Using organic matter is the best way to improve soil. Compost, manures, leaf mold, sawdust, and organic amendments increase the water-holding capacity, aeration, and drainage of both sandy and clay soils. These materials are decomposed by soil organisms releasing nutrients that become available to the plants.

To add organic matter to a new bed, first turn the soil to a depth of 8 to 10 inches then spread a 2-inch layer of decomposed material over the soil and turn it in. If you use fresh manure or sawdust, it will take nitrogen from the soil for its own decomposition.

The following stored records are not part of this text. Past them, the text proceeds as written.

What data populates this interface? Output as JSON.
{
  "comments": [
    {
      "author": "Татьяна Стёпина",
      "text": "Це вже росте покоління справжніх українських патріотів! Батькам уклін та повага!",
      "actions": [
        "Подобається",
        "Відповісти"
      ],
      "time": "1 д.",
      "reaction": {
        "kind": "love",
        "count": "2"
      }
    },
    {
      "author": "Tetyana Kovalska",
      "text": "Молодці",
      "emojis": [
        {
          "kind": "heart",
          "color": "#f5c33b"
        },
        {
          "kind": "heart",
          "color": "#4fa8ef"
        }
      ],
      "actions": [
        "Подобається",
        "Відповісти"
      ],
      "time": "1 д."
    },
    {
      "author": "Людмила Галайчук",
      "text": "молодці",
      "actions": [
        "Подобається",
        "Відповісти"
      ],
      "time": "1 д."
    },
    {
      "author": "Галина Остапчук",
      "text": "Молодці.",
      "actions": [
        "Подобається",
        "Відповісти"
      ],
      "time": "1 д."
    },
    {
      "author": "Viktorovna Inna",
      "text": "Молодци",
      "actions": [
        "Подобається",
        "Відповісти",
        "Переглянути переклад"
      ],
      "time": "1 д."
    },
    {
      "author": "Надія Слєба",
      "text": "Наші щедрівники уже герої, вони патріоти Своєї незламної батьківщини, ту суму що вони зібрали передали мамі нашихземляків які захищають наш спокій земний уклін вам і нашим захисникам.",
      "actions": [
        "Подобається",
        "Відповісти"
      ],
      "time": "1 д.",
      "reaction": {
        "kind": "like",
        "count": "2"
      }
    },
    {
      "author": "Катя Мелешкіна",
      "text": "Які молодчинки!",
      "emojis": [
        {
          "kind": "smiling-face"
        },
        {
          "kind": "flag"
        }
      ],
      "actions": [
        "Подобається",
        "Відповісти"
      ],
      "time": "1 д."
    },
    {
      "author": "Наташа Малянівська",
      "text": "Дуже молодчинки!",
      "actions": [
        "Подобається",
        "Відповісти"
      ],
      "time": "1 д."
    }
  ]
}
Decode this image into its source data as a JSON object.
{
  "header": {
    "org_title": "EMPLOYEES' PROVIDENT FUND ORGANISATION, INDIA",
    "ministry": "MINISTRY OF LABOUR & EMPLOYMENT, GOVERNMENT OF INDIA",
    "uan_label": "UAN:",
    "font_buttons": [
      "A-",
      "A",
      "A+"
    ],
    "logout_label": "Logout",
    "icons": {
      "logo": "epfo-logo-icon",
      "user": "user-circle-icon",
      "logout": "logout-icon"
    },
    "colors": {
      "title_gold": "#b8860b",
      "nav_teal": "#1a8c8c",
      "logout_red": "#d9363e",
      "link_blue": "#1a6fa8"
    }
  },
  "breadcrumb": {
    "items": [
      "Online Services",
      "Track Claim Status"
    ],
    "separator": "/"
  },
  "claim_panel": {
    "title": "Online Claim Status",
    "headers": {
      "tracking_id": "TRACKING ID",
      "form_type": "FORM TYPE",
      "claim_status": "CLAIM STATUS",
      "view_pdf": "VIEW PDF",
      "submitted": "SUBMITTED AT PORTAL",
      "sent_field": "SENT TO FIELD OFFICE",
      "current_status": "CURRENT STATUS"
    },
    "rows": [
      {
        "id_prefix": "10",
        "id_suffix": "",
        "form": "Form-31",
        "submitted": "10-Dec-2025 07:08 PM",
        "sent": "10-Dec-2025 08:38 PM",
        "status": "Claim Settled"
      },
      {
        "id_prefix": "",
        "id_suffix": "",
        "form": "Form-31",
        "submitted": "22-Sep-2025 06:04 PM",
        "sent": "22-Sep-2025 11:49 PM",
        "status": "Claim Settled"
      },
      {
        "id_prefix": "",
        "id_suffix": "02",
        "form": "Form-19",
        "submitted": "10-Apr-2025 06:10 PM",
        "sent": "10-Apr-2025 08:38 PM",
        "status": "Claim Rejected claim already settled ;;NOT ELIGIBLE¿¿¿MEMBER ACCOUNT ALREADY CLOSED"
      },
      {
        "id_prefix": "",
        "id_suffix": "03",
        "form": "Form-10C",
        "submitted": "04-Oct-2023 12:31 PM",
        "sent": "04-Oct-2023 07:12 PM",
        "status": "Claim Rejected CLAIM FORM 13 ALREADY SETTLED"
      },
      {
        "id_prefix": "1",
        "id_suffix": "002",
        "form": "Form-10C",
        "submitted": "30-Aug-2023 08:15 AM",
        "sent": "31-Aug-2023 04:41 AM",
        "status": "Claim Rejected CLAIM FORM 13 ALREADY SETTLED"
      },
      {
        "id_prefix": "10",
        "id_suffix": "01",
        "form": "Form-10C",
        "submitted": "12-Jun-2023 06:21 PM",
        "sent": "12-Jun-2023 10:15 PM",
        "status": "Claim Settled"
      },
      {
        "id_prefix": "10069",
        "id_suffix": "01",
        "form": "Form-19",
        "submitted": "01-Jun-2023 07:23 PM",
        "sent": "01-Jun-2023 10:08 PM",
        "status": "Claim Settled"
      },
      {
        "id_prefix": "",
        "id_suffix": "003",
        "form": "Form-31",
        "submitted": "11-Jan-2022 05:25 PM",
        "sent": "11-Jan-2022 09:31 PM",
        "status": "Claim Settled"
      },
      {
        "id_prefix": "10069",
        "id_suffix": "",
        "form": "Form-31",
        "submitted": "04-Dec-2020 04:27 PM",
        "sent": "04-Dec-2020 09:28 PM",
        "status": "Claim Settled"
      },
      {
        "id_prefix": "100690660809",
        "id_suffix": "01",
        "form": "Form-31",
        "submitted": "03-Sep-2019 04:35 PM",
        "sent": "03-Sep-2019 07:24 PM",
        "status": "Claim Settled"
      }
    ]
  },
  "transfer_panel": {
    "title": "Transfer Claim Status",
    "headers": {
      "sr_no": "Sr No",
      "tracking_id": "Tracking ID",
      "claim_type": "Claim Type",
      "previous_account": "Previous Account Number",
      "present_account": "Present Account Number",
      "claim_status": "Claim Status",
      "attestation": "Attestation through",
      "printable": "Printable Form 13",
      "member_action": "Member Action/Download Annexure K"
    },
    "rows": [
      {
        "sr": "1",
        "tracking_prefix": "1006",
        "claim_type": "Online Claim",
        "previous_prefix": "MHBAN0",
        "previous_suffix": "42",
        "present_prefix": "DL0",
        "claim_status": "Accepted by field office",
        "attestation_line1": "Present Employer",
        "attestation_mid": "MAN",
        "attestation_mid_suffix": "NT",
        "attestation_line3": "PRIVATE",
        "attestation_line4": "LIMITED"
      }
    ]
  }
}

If you want to “double-dig” the bed, do that next. This method, taken from the “French intensive” gardening method, will yield the most produce in the least area. Then add organic nutrients in small amounts to enrich the top layer of soil. (see “How to Grow More Vegetables” by John Jeavons)

If your soil has been worked before and is pretty good, only add a one-inch layer of compost to replace the nutrients you took away in the form of vegetables the preceding year. Too much compost can encourage an increase in symphylans, microscopic creatures which eat plant roots, and result in considerable crop damage.

Soil in good tilth is well aerated, retains moisture and is rich in humus. Good soil is the beginning of great things in the garden.